An unusual case of Steroid cell tumour of the ovary (#336)
Background: Ovarian steroid cell tumours account for 0.1% of all ovarian tumours.1 There are three categories depending on their cellular origins; 20% are stromal cell tumours, 20% Leydig cell, and 60% not otherwise specified (NOS).1, 2 94% are unilateral and 28.6% are malignant.2 Post menopausal virilization due to these tumours may be autonomous or gonadotropin dependent.4 ,5 In animal studies, there is no association between immunosuppression and development of ovarian tumours.3
Case: A 53-year old lady with renal transplant presented with a 5-year history of male pattern hair loss and hirsutism. There was no clitoromegaly or other features of virilization. BMI was 29 without features of Cushing’s.
Past history: Renal transplant from living brother at aged 26, CIN II, hypertension and osteopaenia.
Medications: azathioprine 100 mg, prednisolone 3 mg daily, perindopril/hydrochlorothiazide 5/1.25 mg and atorvastatin 20 mg daily. Her cyclosporine was ceased a few months post-transplant due to side effects.
She had menarche at 13 with regular periods. She conceived first child at 23 without difficulty, second child 6 years after transplant and ten miscarriages in between. She became menopausal at 32. She has never been on HRT.

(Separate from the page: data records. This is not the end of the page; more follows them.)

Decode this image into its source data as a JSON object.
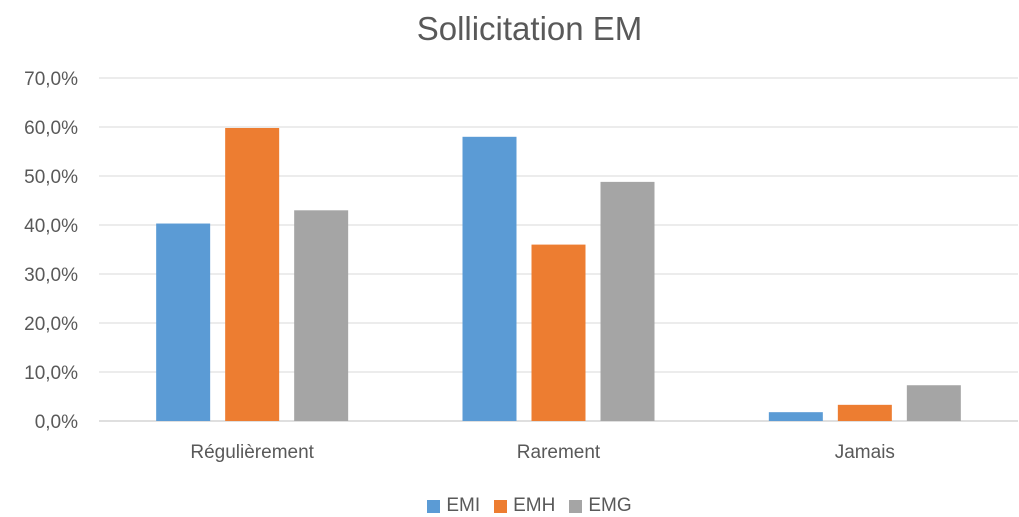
{
  "chart_data": {
    "type": "bar",
    "title": "Sollicitation EM",
    "xlabel": "",
    "ylabel": "",
    "categories": [
      "Régulièrement",
      "Rarement",
      "Jamais"
    ],
    "series": [
      {
        "name": "EMI",
        "color": "#5B9BD5",
        "values": [
          40.3,
          58.0,
          1.8
        ]
      },
      {
        "name": "EMH",
        "color": "#ED7D31",
        "values": [
          59.8,
          36.0,
          3.3
        ]
      },
      {
        "name": "EMG",
        "color": "#A5A5A5",
        "values": [
          43.0,
          48.8,
          7.3
        ]
      }
    ],
    "ylim": [
      0,
      70
    ],
    "yticks": [
      "0,0%",
      "10,0%",
      "20,0%",
      "30,0%",
      "40,0%",
      "50,0%",
      "60,0%",
      "70,0%"
    ],
    "grid": true,
    "legend_position": "bottom"
  }
}
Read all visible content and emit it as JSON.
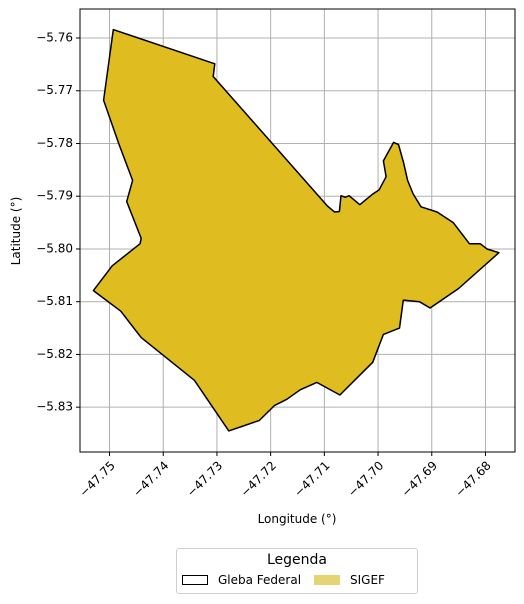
{
  "chart_data": {
    "type": "map",
    "xlabel": "Longitude (°)",
    "ylabel": "Latitude (°)",
    "xlim": [
      -47.7555,
      -47.6745
    ],
    "ylim": [
      -5.8385,
      -5.7545
    ],
    "xticks": [
      -47.75,
      -47.74,
      -47.73,
      -47.72,
      -47.71,
      -47.7,
      -47.69,
      -47.68
    ],
    "xtick_labels": [
      "−47.75",
      "−47.74",
      "−47.73",
      "−47.72",
      "−47.71",
      "−47.70",
      "−47.69",
      "−47.68"
    ],
    "yticks": [
      -5.76,
      -5.77,
      -5.78,
      -5.79,
      -5.8,
      -5.81,
      -5.82,
      -5.83
    ],
    "ytick_labels": [
      "−5.76",
      "−5.77",
      "−5.78",
      "−5.79",
      "−5.80",
      "−5.81",
      "−5.82",
      "−5.83"
    ],
    "grid": true,
    "legend": {
      "title": "Legenda",
      "placement": "bottom-center",
      "entries": [
        {
          "label": "Gleba Federal",
          "style": "outline",
          "color": "#000000"
        },
        {
          "label": "SIGEF",
          "style": "fill",
          "color": "#e6d474"
        }
      ]
    },
    "polygon_color": "#dfbc20",
    "outline_color": "#000000",
    "polygon": [
      [
        -47.7493,
        -5.7584
      ],
      [
        -47.7304,
        -5.7649
      ],
      [
        -47.7307,
        -5.7673
      ],
      [
        -47.7094,
        -5.7919
      ],
      [
        -47.7081,
        -5.793
      ],
      [
        -47.7072,
        -5.7929
      ],
      [
        -47.7069,
        -5.7899
      ],
      [
        -47.7061,
        -5.7902
      ],
      [
        -47.7054,
        -5.7899
      ],
      [
        -47.7034,
        -5.7916
      ],
      [
        -47.701,
        -5.7896
      ],
      [
        -47.6998,
        -5.7888
      ],
      [
        -47.6985,
        -5.7863
      ],
      [
        -47.699,
        -5.7833
      ],
      [
        -47.6971,
        -5.7798
      ],
      [
        -47.6962,
        -5.7802
      ],
      [
        -47.6952,
        -5.7838
      ],
      [
        -47.6945,
        -5.787
      ],
      [
        -47.6935,
        -5.7895
      ],
      [
        -47.692,
        -5.792
      ],
      [
        -47.689,
        -5.793
      ],
      [
        -47.686,
        -5.795
      ],
      [
        -47.683,
        -5.799
      ],
      [
        -47.681,
        -5.799
      ],
      [
        -47.6797,
        -5.8
      ],
      [
        -47.6775,
        -5.8007
      ],
      [
        -47.685,
        -5.8075
      ],
      [
        -47.6903,
        -5.8112
      ],
      [
        -47.6923,
        -5.81
      ],
      [
        -47.6953,
        -5.8097
      ],
      [
        -47.696,
        -5.815
      ],
      [
        -47.699,
        -5.8162
      ],
      [
        -47.701,
        -5.8215
      ],
      [
        -47.7071,
        -5.8277
      ],
      [
        -47.7114,
        -5.8253
      ],
      [
        -47.7145,
        -5.8267
      ],
      [
        -47.717,
        -5.8285
      ],
      [
        -47.7193,
        -5.8297
      ],
      [
        -47.7221,
        -5.8325
      ],
      [
        -47.7278,
        -5.8345
      ],
      [
        -47.7342,
        -5.8249
      ],
      [
        -47.7441,
        -5.8168
      ],
      [
        -47.7479,
        -5.8118
      ],
      [
        -47.753,
        -5.8079
      ],
      [
        -47.7495,
        -5.8032
      ],
      [
        -47.7443,
        -5.799
      ],
      [
        -47.7441,
        -5.798
      ],
      [
        -47.7468,
        -5.791
      ],
      [
        -47.7457,
        -5.787
      ],
      [
        -47.7483,
        -5.78
      ],
      [
        -47.7511,
        -5.7718
      ]
    ]
  }
}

Investigations: testosterone 7.5 & 10 (0.3-2.6 nmol/L) on 2 occasions, free testosterone 136, SHBG 37, androstenedione 18 (3-10 nmol/L), dehydroepiandrosterone-sulphate 2.3 (1-11 umol/L), FSH 46 IU/L, LH 29 IU/L, prolactin 6.3 (3-19 ug/L).
CT revealed normal adrenals, numerous punctuate calcification in left ovary without definitive right ovarian tissue.
Ovarian venous sampling showed elevated left ovarian testosterone. (table)
She underwent bilateral salpingo-oopherectomy. Histology revealed ovarian steroid cell tumour (NOS), and Leydig cell hyperplasia. Post-operative testosterone was 0.5 nmol/L. She regained scalp hair.
Conclusion: Our post-menopausal lady on immunosuppressives developed gradual onset of virilizaton. She was confirmed to have ovarian steroid cell tumour (NOS) which may be autonomous or gonadotrophin dependent. Association between immunosuppression and development of ovarian tumours has not been reported so far.
- Young R.H., Scully R.E. Sex cord-stromal, steroid cell, and other ovarian tumours with endocrine, paraendocrine, and paraneoplastic manifestations. In Blaustein’s Pathology of the Female Genital Tract Edited by: Kurman RJ. New York, Springer-Verlag: 1994; 783-847.
- Scullt R.E., Young R.H., Clement P.B. Steroid cell tumours. In Tumours of the Ovary, Mal-developed Gonads, Fallopian Tube, & Broad Ligament. Washington, DC: Armed Forces Institute of Pathology: 1996; 227-38.
- Sorianello E., Schillaci R., Chamson-Reig A., Lux-Lantos V. and Libertun C. Actions of Immunosuppressor Drugs on the Development of an Experimental Ovarian tumour. Experimental Biology and Medicine. 2002; 227:658-664.
- Lamberts, S.W.J., Timmers, J.M., Oosterom, R., Verleun, T., Rommerts, F.G. and De Jong, F.H. Testosterone secretion by cultured arrhenoblastoma cells: Suppression by luteinizing hormone releasing hormone agonist. J. Clin. Endocrinol. 1982; 54, 450–454.
- Picon, M.J., Lara, J.I., Sarasa, J.L., Recases, J.D., Clouet, R., Gonzalo, M.A. and Rovira, A. Use of long–acting gonadotrophin-releasing hormone analogue in a postmenopausal woman with hyperandrogenism due to a hilus call tumour. Eur. J. Endocrinol. 2000; 142, 619–622.